Other operating income for the second quarter of 2013 amounted to RUB 600m, as compared to RUB 1.4bn in the corresponding period a year ago. The main components of our other operating income for the quarter comprised RUB 843m in foreign exchange gains that were offset by sponsorship expenses in the amount of RUB 281m. Our main project for the period involved the construction of a new state-of-the-art sports facility in Kėdainiai, Lithuania, as part of the celebrations marking the 50th anniversary of our Lifosa phosphates facility.
Below the operating level, given the Group’s mostly US dollar-denominated debt portfolio, the depreciation of the Russian rouble against the U.S. dollar led to an unrealized financial foreign exchange loss of RUB 4.0bn in the second quarter of 2013, whereas unrealized losses of RUB 5.8bn were recorded for the same period in 2012. A 25% interest expense increase arose from our USD 750m Eurobonds issuance in December 2012.
For the second quarter of the year, net working capital increased 4% to RUB 25.9bn, up from RUB 24.9bn in the first quarter of 2013. One of the factors behind this growth was an increase in trade debtors on higher sales volumes from EuroChem Agro and our U.S. trading arm.
EuroChem’s portfolio of borrowings from banks remained unchanged in the second quarter of the year. As at 30 June 2013, EuroChem’s net debt to 12-month rolling EBITDA stood at 1.97x (including estimated pro-forma LTM EBITDA of EuroChem Agro). While slightly higher than the 1.73x ratio of the previous quarter, our Q2 2013 leverage remained well below Group debt covenant levels and in line with our targeted across-the-cycle range.
Second quarter operating cash flow amounted to RUB 9.6bn as compared to RUB 11.1bn in Q2 2012. The decrease followed the decline in operating profit during the same period.
Our capex spending for the three months ended 30 June 2013 totalled RUB 7.2bn, of which RUB 3.3bn for potash and RUB 3.6bn for our nitrogen and phosphates segments combined.
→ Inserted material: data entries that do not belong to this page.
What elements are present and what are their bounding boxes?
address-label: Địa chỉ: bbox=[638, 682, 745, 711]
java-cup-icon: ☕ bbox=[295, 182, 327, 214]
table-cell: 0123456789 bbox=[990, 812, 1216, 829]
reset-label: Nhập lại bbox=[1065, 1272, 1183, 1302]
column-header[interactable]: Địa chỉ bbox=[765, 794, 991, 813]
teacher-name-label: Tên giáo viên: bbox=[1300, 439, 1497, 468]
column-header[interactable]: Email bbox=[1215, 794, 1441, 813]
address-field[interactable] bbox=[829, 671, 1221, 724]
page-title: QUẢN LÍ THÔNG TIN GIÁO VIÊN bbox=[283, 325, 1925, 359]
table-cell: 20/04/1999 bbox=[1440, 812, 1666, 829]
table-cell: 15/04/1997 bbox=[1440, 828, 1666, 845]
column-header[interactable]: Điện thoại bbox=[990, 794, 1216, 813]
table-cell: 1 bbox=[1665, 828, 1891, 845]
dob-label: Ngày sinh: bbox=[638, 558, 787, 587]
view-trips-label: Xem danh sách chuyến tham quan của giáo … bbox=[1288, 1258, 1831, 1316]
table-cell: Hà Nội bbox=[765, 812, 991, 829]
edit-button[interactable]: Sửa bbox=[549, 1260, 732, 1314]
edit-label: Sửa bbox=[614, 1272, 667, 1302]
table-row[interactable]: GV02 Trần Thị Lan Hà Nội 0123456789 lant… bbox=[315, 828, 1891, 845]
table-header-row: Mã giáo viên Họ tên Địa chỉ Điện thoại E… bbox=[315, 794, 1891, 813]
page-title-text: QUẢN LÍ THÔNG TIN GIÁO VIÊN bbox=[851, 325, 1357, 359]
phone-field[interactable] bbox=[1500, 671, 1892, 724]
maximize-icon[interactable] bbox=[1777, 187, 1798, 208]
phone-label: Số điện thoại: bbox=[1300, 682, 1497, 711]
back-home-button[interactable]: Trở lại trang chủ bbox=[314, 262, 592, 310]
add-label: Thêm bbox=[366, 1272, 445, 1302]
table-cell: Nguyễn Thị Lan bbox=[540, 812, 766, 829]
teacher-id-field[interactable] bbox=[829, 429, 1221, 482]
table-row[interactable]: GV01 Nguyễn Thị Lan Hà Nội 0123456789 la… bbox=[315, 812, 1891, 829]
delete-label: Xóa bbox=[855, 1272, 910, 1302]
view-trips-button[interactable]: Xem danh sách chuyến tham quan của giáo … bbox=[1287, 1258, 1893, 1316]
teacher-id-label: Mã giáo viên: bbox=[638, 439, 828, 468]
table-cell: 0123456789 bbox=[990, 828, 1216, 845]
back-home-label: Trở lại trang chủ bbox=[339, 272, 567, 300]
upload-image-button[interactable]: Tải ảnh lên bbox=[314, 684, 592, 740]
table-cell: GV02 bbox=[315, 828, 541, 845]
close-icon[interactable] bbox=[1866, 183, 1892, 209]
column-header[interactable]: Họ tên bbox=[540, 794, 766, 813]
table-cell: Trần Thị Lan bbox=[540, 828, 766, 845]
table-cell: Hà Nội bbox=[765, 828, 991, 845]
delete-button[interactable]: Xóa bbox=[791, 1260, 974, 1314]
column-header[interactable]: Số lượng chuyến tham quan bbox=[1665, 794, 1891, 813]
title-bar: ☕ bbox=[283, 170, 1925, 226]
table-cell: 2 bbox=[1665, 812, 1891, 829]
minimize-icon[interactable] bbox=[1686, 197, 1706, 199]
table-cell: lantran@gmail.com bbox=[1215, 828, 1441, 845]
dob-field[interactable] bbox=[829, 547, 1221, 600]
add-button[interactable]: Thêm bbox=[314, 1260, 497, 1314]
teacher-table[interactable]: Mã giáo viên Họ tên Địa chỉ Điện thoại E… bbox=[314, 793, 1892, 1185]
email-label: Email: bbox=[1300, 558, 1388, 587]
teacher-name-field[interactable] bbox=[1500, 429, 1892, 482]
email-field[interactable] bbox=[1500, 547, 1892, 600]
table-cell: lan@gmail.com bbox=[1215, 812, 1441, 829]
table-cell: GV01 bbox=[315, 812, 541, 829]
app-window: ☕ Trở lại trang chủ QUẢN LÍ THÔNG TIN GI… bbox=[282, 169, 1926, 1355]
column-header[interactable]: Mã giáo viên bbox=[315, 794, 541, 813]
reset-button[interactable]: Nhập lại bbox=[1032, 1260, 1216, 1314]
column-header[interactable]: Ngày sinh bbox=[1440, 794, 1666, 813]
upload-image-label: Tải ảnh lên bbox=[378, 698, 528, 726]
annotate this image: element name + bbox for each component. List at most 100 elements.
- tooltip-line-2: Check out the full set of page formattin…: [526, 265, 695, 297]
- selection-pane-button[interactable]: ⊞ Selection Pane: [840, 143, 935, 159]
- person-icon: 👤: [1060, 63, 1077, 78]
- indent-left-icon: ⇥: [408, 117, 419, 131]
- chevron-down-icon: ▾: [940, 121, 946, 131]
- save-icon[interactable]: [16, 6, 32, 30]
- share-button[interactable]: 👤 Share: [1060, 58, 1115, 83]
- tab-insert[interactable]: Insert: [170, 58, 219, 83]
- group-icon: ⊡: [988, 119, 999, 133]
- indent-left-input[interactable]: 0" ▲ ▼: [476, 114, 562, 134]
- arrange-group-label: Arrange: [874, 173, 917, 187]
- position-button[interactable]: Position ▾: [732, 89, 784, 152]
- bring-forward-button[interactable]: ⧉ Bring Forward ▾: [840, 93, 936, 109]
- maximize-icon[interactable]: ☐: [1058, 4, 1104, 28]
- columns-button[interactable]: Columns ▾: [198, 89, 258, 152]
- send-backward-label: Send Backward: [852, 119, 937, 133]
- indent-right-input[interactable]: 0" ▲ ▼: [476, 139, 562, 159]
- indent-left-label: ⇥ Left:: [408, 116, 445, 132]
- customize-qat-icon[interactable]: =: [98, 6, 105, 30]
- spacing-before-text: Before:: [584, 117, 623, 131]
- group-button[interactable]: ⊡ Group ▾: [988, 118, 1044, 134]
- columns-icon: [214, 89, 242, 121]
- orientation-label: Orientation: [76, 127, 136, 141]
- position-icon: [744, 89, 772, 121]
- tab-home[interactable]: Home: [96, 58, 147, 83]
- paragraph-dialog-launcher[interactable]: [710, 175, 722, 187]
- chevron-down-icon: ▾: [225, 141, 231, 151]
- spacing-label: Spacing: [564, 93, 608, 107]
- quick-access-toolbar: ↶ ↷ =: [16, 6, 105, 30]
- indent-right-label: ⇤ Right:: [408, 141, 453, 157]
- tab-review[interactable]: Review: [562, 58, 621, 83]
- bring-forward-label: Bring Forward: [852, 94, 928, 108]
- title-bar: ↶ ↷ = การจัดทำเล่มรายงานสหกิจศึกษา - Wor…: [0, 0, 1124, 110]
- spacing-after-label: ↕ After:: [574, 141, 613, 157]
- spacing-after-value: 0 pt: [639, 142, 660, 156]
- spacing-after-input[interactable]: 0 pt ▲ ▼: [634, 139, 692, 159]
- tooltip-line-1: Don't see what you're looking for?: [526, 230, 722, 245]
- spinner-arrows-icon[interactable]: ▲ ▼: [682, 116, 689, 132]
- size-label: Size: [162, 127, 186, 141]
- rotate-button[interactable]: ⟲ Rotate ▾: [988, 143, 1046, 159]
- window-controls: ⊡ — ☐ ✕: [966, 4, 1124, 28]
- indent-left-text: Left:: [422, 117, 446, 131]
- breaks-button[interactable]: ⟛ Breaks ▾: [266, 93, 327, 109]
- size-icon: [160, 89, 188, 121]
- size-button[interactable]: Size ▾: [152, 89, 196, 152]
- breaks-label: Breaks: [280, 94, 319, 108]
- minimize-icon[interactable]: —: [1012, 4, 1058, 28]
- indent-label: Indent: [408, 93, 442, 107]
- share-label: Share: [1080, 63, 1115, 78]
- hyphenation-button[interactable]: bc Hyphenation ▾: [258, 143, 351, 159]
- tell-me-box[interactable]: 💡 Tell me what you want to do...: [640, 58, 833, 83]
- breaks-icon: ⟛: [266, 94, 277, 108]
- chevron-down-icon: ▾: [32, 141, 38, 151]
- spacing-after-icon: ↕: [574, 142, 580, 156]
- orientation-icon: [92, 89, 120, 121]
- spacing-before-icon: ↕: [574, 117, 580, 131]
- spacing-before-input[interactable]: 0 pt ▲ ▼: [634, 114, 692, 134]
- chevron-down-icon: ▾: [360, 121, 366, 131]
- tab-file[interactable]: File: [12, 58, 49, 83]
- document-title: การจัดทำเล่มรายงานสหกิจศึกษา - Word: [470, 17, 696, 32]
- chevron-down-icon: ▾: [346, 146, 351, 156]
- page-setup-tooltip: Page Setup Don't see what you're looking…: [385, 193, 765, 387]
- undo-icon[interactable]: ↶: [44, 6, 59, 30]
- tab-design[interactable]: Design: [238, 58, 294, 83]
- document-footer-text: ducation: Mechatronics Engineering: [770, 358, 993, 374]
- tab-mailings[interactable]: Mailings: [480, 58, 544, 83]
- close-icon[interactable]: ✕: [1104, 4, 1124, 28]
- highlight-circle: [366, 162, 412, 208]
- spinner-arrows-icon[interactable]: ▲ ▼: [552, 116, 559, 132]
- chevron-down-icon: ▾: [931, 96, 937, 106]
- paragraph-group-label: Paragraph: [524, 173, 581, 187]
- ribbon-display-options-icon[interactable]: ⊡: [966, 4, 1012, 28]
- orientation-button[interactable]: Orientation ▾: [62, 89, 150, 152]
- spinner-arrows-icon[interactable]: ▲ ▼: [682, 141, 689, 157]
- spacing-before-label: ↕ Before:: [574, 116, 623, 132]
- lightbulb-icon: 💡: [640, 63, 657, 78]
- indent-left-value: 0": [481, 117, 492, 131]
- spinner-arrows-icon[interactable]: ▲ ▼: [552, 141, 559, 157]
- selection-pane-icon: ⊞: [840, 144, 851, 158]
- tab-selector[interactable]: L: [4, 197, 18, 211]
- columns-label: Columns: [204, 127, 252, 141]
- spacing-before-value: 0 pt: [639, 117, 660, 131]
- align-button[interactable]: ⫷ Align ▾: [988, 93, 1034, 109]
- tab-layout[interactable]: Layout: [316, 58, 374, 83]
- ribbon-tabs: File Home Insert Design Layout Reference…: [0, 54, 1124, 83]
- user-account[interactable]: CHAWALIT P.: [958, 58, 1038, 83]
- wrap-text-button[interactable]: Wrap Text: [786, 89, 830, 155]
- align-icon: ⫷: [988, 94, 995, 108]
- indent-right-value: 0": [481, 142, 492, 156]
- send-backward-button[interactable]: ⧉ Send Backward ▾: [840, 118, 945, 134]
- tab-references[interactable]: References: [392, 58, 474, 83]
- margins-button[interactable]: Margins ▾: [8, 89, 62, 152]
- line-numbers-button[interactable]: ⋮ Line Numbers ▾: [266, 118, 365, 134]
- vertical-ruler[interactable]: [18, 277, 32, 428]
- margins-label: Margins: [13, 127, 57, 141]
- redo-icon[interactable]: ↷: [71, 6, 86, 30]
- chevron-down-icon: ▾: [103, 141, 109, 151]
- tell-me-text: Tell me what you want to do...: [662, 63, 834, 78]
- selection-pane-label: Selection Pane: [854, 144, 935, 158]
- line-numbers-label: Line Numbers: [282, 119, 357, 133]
The remainder was mainly allocated to investments in our distribution network and logistics infrastructure.
While fertilizer prices mirrored the drop in soft commodity prices on expectations of a strong harvest, the affordability of fertilizers and the incentive for farmers to increase yields remains unchanged.
In nitrogen, urea appears stable but remains under pressure from the Chinese presence in the market. In addition to the lower tax window, Chinese urea producers are also benefiting from low coal prices; however, restrictions on sales from bonded warehouses could prevent exports from matching the export levels observed last year.
The outlook for ammonia is mixed – on the one hand we expect to see further tightening in the market as a result of upcoming production cutbacks in Trinidad, while on the other we see additional supply out of Algeria possibility mitigating any disruptions.
In phosphates, India remains the key wildcard. Excluding currency risks further eroding purchasing power, inventory levels need to come down before any pick-up in activity level is felt. With that in mind, we expect to see buying activity returning from September.
Although iron ore prices could somewhat temporarily soften around autumn holidays in China, we expect average prices for the upcoming quarter to remain within a 130-140 USD/tonne range.
Buyers of potash may be confused by the recent news flow from producers and commentators and could refrain from restocking until the dust settles, which may take a few months.